El lector más asiduo —gracias— se habrá percatado ya de que quien escribe procura una cadencia y por mucho que pinche tocando hueso la vida, cada par de páginas duras necesito bajarle el volumen al drama. Que sigue sonando, ¡vaya que sí! pero a lo lejos. Lo necesito. Y tiendo a pensar cada vez que me apetece un dulce, un vino, nadar desnuda en el mar o leer algo distendido: «a alguien más en algún lugar le apetece también, seguro. No estoy sola en esto». Y a falta de instrucciones más precisas, qué sé yo, un grupo de WhatsApp entre los lectores y la columnista compartiéndome sus apetitos y caprichos, mantengo el método. Y aunque a ratos me cuesta horrores no utilizar este poderoso escaparate para denunciar todo lo que está a jirones y siento remordimientos porque siempre hay algo más urgente o más importante de lo que escribir que queda en el tintero, el cuerpo me dice que muchos cuerpos buenos por ahí piden por favor, que alguien abra una ventana, riegue una maceta, ponga una canción tonta que nos sabemos todos y cantemos a gritos.

Otra cosa de la que los lectores veteranos, seguro, se habrán pispado es que nunca jamás se dio el caso de que el último artículo del año trajera pesadumbre por los mismos motivos que uno tiene que decir buenos días al conductor del autobús y gracias al camarero que le trae el café. Por lo mismo que uno nunca debe acostarse enfadado —válido también cuando el enfado es con uno mismo—.

Y aunque bien mirado, lo que nos queda de año es tantísimo que quizá no dé para aprender tango, pero sí podría, más o menos, hacerme a la caminata sincopada o hasta probar suerte en un giro con barrida y boleo. O aprender a decir «Nǐ hǎo, nǐ hǎo ma?»

En 1960, Maxwell Maltz, un célebre cirujano plástico, publicó un libro de autoayuda —que eran para la época lo que a día de hoy montarse un pódcast—: Psico Cibernética: el secreto para mejorar y transformar su vida en el que narraba cómo sus pacientes a menudo tenían expectativas que la cirugía no satisfacía; esto es, que el hecho de que esperaran que la cirugía les resolvería otros problemas, era el más claro ejemplo de que el problema no era físico, sino interno. Defendía entrenar el ‘autoconcepto’, la conexión mente-cuerpo como la clave para alcanzar la felicidad y el éxito. Sin embargo, lo que más trascendió del libro fue un patrón que Maltz narraba que se repetía en los pacientes tras una cirugía. Las modificaciones obvias de algún rasgo físico: una nariz nueva, un nuevo pómulo… iban acompañadas de una lógica extrañeza que duraba un mínimo de 21 días. Este mismo patrón también sucedía con los pacientes que padecían el síndrome del miembro fantasma tras una amputación. «Estos y muchos otros fenómenos observados tienden a mostrar que se requiere de un mínimo de 21 días para que una imagen mental establecida desaparezca y cuaje una nueva».

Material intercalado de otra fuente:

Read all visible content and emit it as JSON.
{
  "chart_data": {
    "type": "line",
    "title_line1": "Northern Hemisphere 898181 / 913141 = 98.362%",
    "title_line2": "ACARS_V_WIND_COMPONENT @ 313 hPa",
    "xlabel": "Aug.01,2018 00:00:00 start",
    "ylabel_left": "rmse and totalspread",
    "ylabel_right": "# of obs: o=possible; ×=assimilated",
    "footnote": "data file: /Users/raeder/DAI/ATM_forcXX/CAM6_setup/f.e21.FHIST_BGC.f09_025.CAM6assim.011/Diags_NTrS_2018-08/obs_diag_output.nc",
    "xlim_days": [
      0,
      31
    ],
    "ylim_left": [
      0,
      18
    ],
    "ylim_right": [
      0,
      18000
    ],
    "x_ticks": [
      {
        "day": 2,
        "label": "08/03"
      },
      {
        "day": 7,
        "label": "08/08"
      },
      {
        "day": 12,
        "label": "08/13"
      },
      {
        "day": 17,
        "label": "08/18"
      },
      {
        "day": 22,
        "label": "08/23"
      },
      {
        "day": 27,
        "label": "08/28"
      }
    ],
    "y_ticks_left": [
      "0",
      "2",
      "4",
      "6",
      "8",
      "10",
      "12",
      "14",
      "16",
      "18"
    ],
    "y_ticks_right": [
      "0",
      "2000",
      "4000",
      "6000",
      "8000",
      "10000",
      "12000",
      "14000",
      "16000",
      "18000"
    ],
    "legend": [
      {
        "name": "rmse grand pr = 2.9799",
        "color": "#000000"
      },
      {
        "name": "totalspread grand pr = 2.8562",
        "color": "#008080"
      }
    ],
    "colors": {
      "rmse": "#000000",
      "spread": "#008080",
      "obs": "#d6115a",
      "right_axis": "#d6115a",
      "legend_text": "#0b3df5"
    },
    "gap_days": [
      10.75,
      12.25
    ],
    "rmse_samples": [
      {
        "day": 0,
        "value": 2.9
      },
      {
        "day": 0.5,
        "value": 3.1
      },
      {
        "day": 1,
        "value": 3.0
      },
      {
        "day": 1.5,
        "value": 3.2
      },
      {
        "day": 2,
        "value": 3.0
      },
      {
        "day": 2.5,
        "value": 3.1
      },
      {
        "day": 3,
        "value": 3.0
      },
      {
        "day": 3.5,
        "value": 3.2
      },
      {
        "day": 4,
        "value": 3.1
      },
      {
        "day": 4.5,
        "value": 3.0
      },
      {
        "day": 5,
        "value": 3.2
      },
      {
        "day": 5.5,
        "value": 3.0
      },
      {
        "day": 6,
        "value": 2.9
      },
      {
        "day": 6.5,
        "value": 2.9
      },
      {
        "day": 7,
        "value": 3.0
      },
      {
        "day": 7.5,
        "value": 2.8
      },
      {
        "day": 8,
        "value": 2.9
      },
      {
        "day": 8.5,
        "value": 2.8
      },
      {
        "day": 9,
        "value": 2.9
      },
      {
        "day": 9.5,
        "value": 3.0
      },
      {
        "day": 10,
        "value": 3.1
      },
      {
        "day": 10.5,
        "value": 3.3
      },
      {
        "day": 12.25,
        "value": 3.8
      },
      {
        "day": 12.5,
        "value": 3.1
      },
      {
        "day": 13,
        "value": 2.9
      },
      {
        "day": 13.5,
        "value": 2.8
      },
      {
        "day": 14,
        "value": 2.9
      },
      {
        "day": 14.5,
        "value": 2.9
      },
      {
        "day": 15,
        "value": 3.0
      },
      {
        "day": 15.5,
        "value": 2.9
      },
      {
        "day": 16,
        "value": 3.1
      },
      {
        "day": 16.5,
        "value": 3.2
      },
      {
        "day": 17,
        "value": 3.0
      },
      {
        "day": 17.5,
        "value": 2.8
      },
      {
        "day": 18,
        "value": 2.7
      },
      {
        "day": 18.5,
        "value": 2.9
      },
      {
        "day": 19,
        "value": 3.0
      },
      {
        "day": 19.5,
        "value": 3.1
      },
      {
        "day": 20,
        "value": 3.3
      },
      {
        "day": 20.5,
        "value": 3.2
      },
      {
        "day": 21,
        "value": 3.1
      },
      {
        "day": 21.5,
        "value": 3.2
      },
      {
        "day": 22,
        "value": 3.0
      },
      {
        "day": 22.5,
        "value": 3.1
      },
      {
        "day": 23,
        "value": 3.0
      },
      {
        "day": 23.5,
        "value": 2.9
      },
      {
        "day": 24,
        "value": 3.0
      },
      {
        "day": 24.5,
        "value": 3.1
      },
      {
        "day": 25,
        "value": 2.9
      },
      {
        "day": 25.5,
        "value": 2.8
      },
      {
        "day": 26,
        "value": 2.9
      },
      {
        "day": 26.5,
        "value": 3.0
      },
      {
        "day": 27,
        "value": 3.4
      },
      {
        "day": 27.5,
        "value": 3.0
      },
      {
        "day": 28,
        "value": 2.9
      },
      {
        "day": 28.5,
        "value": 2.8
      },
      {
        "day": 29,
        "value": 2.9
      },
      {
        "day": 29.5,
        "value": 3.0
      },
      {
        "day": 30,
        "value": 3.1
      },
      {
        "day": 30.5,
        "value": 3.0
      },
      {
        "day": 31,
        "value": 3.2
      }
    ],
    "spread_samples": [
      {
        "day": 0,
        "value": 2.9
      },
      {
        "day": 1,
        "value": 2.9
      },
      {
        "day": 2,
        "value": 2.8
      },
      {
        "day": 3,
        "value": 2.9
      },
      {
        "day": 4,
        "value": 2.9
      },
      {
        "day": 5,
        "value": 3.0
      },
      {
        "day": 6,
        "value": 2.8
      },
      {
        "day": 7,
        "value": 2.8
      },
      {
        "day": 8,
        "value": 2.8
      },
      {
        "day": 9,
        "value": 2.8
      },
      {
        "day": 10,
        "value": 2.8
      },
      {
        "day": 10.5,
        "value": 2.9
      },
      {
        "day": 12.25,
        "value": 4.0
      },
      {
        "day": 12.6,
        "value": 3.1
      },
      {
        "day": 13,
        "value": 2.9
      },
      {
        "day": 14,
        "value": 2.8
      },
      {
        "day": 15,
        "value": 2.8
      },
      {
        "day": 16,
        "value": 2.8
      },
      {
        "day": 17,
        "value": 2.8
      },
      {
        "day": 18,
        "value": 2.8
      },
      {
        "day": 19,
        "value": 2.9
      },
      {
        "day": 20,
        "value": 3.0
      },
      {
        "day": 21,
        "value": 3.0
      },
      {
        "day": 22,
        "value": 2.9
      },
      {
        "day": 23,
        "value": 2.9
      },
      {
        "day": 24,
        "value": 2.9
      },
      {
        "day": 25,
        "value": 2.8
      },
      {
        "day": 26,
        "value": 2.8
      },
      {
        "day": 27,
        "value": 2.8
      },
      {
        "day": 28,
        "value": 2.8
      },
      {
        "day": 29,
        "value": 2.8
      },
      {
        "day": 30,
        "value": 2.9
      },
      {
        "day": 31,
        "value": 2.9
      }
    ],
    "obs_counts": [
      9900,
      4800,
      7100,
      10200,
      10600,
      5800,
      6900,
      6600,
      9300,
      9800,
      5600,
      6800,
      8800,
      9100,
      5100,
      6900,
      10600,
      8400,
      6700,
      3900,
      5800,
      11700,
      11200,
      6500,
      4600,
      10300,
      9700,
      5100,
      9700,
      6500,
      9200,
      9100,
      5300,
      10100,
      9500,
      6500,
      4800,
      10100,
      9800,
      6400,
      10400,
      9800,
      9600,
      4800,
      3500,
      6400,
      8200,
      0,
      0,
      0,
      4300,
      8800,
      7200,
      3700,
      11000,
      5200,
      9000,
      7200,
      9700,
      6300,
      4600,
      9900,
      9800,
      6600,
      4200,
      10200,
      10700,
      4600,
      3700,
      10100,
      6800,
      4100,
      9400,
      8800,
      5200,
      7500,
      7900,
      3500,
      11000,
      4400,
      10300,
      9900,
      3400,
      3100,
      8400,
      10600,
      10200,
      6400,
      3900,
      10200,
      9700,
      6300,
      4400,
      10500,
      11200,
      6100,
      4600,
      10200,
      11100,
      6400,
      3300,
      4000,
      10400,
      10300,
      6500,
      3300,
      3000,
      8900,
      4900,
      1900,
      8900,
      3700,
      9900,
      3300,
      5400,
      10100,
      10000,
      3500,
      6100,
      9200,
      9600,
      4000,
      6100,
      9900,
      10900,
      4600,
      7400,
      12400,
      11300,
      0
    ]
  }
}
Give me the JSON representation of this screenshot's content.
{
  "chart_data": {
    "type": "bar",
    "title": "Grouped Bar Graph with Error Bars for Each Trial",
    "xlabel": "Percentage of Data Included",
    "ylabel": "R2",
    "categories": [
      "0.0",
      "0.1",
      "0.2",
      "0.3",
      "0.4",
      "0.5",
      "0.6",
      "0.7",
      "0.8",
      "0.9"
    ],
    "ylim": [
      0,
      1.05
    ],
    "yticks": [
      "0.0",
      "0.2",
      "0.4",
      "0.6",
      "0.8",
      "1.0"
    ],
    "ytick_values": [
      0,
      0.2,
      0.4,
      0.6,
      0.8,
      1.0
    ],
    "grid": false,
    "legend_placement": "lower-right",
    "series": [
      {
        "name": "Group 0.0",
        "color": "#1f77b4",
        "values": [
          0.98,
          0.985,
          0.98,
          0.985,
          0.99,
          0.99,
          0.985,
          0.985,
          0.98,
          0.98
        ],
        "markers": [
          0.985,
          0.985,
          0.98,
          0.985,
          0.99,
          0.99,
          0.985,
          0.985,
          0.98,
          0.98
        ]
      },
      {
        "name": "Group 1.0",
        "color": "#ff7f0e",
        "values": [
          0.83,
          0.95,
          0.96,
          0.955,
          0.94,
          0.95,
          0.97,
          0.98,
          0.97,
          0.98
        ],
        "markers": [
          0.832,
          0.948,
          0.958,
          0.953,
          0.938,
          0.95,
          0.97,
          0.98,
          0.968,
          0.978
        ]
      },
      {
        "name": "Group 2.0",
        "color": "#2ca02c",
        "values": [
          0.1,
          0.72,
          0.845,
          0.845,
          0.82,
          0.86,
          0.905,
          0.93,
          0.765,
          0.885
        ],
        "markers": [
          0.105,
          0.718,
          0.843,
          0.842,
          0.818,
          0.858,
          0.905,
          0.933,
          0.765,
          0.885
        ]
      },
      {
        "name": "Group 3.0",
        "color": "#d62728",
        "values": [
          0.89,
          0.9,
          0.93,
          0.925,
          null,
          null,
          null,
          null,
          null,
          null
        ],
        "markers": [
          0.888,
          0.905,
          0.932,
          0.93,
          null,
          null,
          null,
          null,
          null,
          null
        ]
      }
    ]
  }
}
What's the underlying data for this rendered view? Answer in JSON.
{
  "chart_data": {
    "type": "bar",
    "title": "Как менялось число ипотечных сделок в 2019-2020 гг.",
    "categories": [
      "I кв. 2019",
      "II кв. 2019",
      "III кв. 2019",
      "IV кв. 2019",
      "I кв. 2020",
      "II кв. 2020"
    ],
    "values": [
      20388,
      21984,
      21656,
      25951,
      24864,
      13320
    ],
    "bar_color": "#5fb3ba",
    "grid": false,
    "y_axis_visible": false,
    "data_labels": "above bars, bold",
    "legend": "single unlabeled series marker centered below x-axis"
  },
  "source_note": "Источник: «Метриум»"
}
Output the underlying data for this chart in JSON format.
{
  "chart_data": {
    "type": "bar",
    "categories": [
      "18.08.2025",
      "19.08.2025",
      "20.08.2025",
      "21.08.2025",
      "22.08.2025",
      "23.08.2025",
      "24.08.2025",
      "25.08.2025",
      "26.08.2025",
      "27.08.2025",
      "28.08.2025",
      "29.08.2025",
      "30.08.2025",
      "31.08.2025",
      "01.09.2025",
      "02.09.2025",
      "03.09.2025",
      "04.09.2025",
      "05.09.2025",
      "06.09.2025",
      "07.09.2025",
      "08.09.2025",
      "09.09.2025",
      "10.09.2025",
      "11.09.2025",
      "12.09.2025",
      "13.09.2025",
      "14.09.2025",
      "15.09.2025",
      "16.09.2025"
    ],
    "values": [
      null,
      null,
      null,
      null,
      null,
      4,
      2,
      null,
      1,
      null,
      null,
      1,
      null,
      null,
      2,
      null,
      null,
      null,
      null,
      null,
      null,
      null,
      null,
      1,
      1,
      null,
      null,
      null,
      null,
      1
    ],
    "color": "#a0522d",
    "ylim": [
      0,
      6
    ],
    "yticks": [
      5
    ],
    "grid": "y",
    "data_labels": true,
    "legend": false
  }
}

Se vendieron más de 30 millones de ejemplares. El boca a boca unido a las ganas y las prisas hicieron que aquel mensaje primigenio de «se requiere de un mínimo de 21 días para que una imagen mental establecida desaparezca» se extendiera erróneamente a un «bastan 21 días para formar un nuevo hábito».

Investigadores del University College de Londres estudiaron cuánto tardaban los buenos propósitos en convertirse en nuevos hábitos y no encontraron una cifra mágica, sino muchas: cada uno la suya. Los tiempos individuales variaron de 18 a 254 días con un promedio de 66 para que lo que empezó como un propósito se convirtiera en un nuevo hábito sostenido y avalado por la rutina.

¿Hay moraleja en todo esto? Pues varias, en realidad. La primera, la cantaba Fito & Fitipaldis: «Sé que soy mucho más guapo cuando no me siento feo». Que hay cosas harto más difíciles que acostumbrarse a una nueva nariz, pero nunca es tarde si la dicha es buena. Que los plazos ineludibles son los de Hacienda salvo que uno sea… —¡Chist, Pilar!, ¿y tus propósitos?— y para el resto, ¿de verdad importa terminar exactamente el 31 de diciembre y no el 14 o el 28 de febrero? ¿Y si los buenos propósitos fuera el viaje y no el destino? Como dijera Galeano:

«La utopía está en el horizonte. Camino dos pasos, ella se aleja dos pasos y el horizonte se corre diez pasos más allá. Entonces, ¿para qué sirve la utopía? Para eso, sirve para caminar».

Y la última conclusión y más importante: Si algún día coincidimos en pelotas en la playa, por favor… salúdenme.